LONDON — Top European Union officials tossed Prime Minister Theresa May a lifeline Wednesday, saying they would allow Britain to push back its departure date from the bloc, but only if Parliament endorsed her withdrawal plan.
Lawmakers have twice rejected May’s plan emphatically, but in the unlikely event they change their minds, Britain would still need an extension. The March 29 deadline is so near, there is no way lawmakers can pass the supporting legislation needed to put any withdrawal plan into effect by then.
In offering an extension but tying it to a vote in Parliament, EU officials appeared to be trying to strengthen May’s position and to pressure British lawmakers to fall into line.
If they don’t, the alternative may be an outcome many of the lawmakers like even less than the prime minister’s plan: a break from the bloc with no provisions for cushioning the economic impact — a so-called no-deal Brexit — or an even lengthier delay. And that could potentially mean no withdrawal from the bloc at all.
Given the recent chaos and dysfunction of British politics, it was not at all clear Wednesday that the EU officials’ gambit would pay off. The showdown between Britain and the EU, it seems, may go right down to the wire
The president of the European Council, Donald Tusk, did offer a bit of encouragement in an otherwise bleak landscape.
“Even if the hope for final success may seem frail, even illusory, and although Brexit fatigue is increasingly visible and justified,” he said in statement, “we cannot give up seeking — until the very last moment — a positive solution.”
Wednesday was a day of confusion. It began with May’s formally requesting a short delay for Britain’s departure from the bloc after a bitter dispute in her Cabinet over her plan for a lengthier extension.
The deadlock in the Cabinet underscored the political crisis gripping the government. Even May’s spokesman acknowledged as much, saying the prime minister had warned that this could happen if her Brexit plan was rejected.
In a letter to EU leaders, May asked for an extension to the negotiating process until June 30, raising the prospect that Britain could still suffer a disorderly departure in the summer. Reflecting that possibility, the British pound dropped on the news.
In response, Tusk said a delay was possible, “but it will be conditional on a positive vote on the withdrawal agreement in the House of Commons.” That seemed calculated to help May, by pressuring her critics to support her plan to avoid a disorderly, possibly chaotic, rupture that many British lawmakers fear.
Tusk pointedly avoided saying what would happen if Parliament rejected May’s plan again, though he said he would be willing to call a fresh meeting of EU leaders next week, if necessary.
A tougher line came from Paris, where Jean-Yves Le Drian, France’s foreign minister, said, “In the case of a favorable vote for the exit agreement, we will of course be open to a technical extension of a couple weeks, to let British institutions finalize the ratification of the text.”
But he added: “Without a vote approving the exit agreement, the main scenario is a no-deal exit. We are ready for it.”

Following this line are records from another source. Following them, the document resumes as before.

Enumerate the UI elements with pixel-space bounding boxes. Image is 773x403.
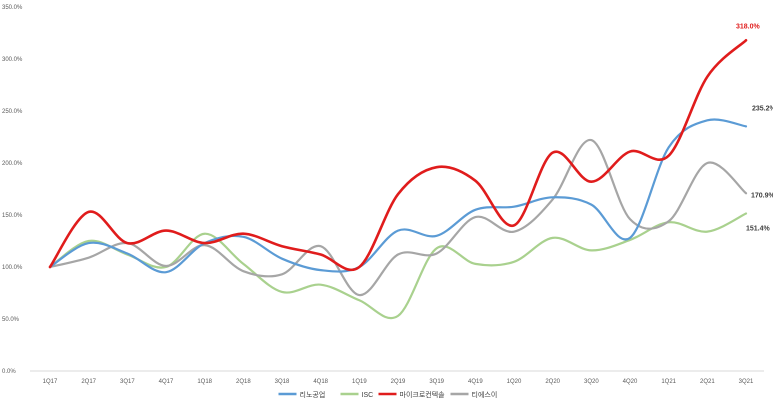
x-tick-label: 3Q18 [275,379,290,385]
x-tick-label: 3Q20 [584,379,599,385]
y-tick-label: 200.0% [2,161,23,167]
legend-item: 티에스이 [450,390,498,399]
x-tick-label: 4Q18 [313,379,328,385]
series-lines [48,38,748,320]
end-labels: 235.2% 151.4% 318.0% 170.9% [736,23,773,232]
x-tick-label: 4Q17 [159,379,174,385]
x-tick-label: 1Q17 [43,379,58,385]
x-tick-label: 2Q20 [545,379,560,385]
end-value-label: 151.4% [746,226,771,233]
series-line-0 [48,118,748,274]
x-tick-label: 3Q19 [429,379,444,385]
y-tick-label: 100.0% [2,265,23,271]
legend-label: 리노공업 [300,390,326,399]
legend-label: 마이크로컨텍솔 [400,390,446,399]
x-tick-label: 3Q21 [739,379,754,385]
end-value-label: 235.2% [752,105,773,112]
series-line-2 [48,38,748,272]
x-tick-label: 2Q19 [391,379,406,385]
y-tick-label: 350.0% [2,5,23,11]
x-tick-label: 4Q20 [623,379,638,385]
x-tick-label: 3Q17 [120,379,135,385]
x-tick-label: 1Q21 [661,379,676,385]
y-axis: 0.0% 50.0% 100.0% 150.0% 200.0% 250.0% 300.0% 3… [2,5,23,375]
x-tick-label: 1Q18 [197,379,212,385]
x-tick-label: 2Q18 [236,379,251,385]
end-value-label: 318.0% [736,23,761,30]
y-tick-label: 300.0% [2,57,23,63]
y-tick-label: 0.0% [2,369,16,375]
legend-item: 마이크로컨텍솔 [378,390,446,399]
legend-item: 리노공업 [278,390,326,399]
legend-item: ISC [340,392,374,399]
end-value-label: 170.9% [751,192,773,199]
x-tick-label: 2Q17 [81,379,96,385]
x-tick-label: 4Q19 [468,379,483,385]
legend-label: 티에스이 [472,390,498,399]
y-tick-label: 250.0% [2,109,23,115]
series-line-3 [48,139,748,297]
x-axis: 1Q17 2Q17 3Q17 4Q17 1Q18 2Q18 3Q18 4Q18 1Q19 2Q19… [30,370,764,385]
y-tick-label: 50.0% [2,317,20,323]
series-line-1 [48,212,748,320]
x-tick-label: 1Q19 [352,379,367,385]
legend-label: ISC [362,392,374,399]
x-tick-label: 2Q21 [700,379,715,385]
legend: 리노공업 ISC 마이크로컨텍솔 티에스이 [278,390,498,399]
x-tick-label: 1Q20 [507,379,522,385]
y-tick-label: 150.0% [2,213,23,219]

The prospect of any delay to Brexit is a broad and humiliating reversal for May. It is sure to infuriate many members of her Conservative Party, most of whom support leaving the EU with no deal if necessary, and to reaffirm the cynicism, rampant among many of the 17.4 million Britons who voted to leave, that the elites in London would never let them have their way.

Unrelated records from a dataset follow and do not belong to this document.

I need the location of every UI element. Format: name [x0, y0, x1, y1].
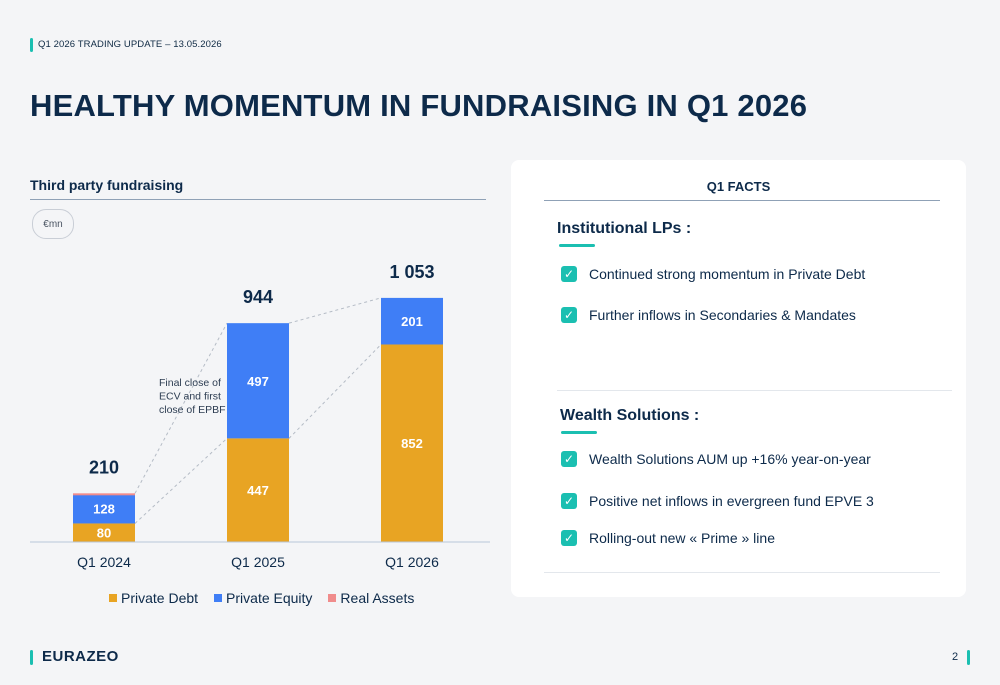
bar-private-debt — [381, 344, 443, 542]
legend-item: Real Assets — [328, 590, 414, 606]
total-connector-line — [288, 297, 382, 324]
legend-swatch — [328, 594, 337, 602]
bar-value-label: 497 — [247, 374, 269, 389]
private-debt-connector-line — [134, 438, 228, 524]
legend-swatch — [214, 594, 223, 602]
bar-real-assets — [73, 493, 135, 496]
checkmark-icon: ✓ — [561, 266, 577, 282]
chart-title-rule — [30, 199, 486, 200]
fact-text: Continued strong momentum in Private Deb… — [589, 266, 866, 282]
bar-value-label: 128 — [93, 502, 115, 517]
footer-accent-bar — [30, 650, 33, 665]
bar-value-label: 80 — [97, 526, 111, 541]
bar-private-equity — [227, 323, 289, 439]
panel-title-rule — [544, 200, 940, 201]
fact-item: ✓ Rolling-out new « Prime » line — [561, 530, 775, 546]
section-accent-institutional — [559, 244, 595, 247]
fact-text: Rolling-out new « Prime » line — [589, 530, 775, 546]
bar-annotation: Final close of ECV and first close of EPBF — [159, 377, 226, 416]
section-title-institutional: Institutional LPs : — [557, 220, 692, 237]
fact-item: ✓ Further inflows in Secondaries & Manda… — [561, 307, 856, 323]
legend-label: Private Debt — [121, 590, 199, 606]
legend-label: Real Assets — [340, 590, 415, 606]
section-accent-wealth — [561, 431, 597, 434]
page-number: 2 — [952, 651, 959, 663]
fact-item: ✓ Positive net inflows in evergreen fund… — [561, 493, 874, 509]
chart-title: Third party fundraising — [30, 177, 184, 193]
checkmark-icon: ✓ — [561, 451, 577, 467]
checkmark-icon: ✓ — [561, 493, 577, 509]
legend-item: Private Equity — [214, 590, 312, 606]
q1-facts-panel: Q1 FACTS Institutional LPs : ✓ Continued… — [511, 160, 966, 597]
fact-text: Further inflows in Secondaries & Mandate… — [589, 307, 856, 323]
checkmark-icon: ✓ — [561, 307, 577, 323]
eurazeo-logo: EURAZEO — [42, 648, 119, 665]
total-label: 944 — [243, 287, 273, 307]
x-tick-label: Q1 2024 — [77, 554, 131, 570]
x-tick-label: Q1 2025 — [231, 554, 285, 570]
label-group: 80 128 210 Q1 2024 447 497 944 Q1 2025 852 201 1 0… — [77, 262, 439, 570]
bar-group — [73, 297, 443, 542]
bar-value-label: 852 — [401, 436, 423, 451]
x-tick-label: Q1 2026 — [385, 554, 439, 570]
unit-badge: €mn — [32, 209, 74, 239]
chart-legend: Private Debt Private Equity Real Assets — [109, 590, 414, 606]
total-label: 1 053 — [389, 262, 434, 282]
fact-item: ✓ Continued strong momentum in Private D… — [561, 266, 865, 282]
section-title-wealth: Wealth Solutions : — [560, 407, 700, 424]
section-divider — [557, 390, 952, 391]
bar-private-debt — [227, 438, 289, 542]
total-connector-line — [134, 322, 228, 494]
page-accent-bar — [967, 650, 970, 665]
panel-bottom-rule — [544, 572, 940, 573]
bar-private-debt — [73, 523, 135, 542]
fundraising-bar-chart: 80 128 210 Q1 2024 447 497 944 Q1 2025 852 201 1 0… — [30, 262, 490, 570]
bar-value-label: 447 — [247, 483, 269, 498]
fact-text: Wealth Solutions AUM up +16% year-on-yea… — [589, 451, 871, 467]
checkmark-icon: ✓ — [561, 530, 577, 546]
page-title: HEALTHY MOMENTUM IN FUNDRAISING IN Q1 20… — [30, 88, 808, 123]
private-debt-connector-line — [288, 344, 382, 439]
header-accent-bar — [30, 38, 33, 52]
fact-item: ✓ Wealth Solutions AUM up +16% year-on-y… — [561, 451, 871, 467]
legend-label: Private Equity — [226, 590, 313, 606]
fact-text: Positive net inflows in evergreen fund E… — [589, 493, 874, 509]
bar-connector-lines — [134, 297, 382, 524]
legend-item: Private Debt — [109, 590, 198, 606]
bar-private-equity — [73, 493, 135, 524]
header-label: Q1 2026 TRADING UPDATE – 13.05.2026 — [38, 39, 222, 50]
bar-private-equity — [381, 297, 443, 345]
panel-title: Q1 FACTS — [706, 179, 771, 194]
legend-swatch — [109, 594, 117, 602]
total-label: 210 — [89, 457, 119, 477]
bar-value-label: 201 — [401, 314, 423, 329]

May’s decision was sharply criticized by the opposition Labour Party and by some of her own lawmakers.
“Theresa May is desperate once again to impose a binary choice between her deal and no deal, despite Parliament clearly ruling out both of those options last week,” Labour’s point man on Brexit, Keir Starmer, said in a statement. “What the government should be doing is showing real leadership, making good on their commitment to break the deadlock and secure an extension with a genuine purpose.”
EU leaders are unlikely to rebuff May completely — a no-deal Brexit would hit the Continent’s economies, too, if not as severely as Britain’s. But their patience is being sorely tested.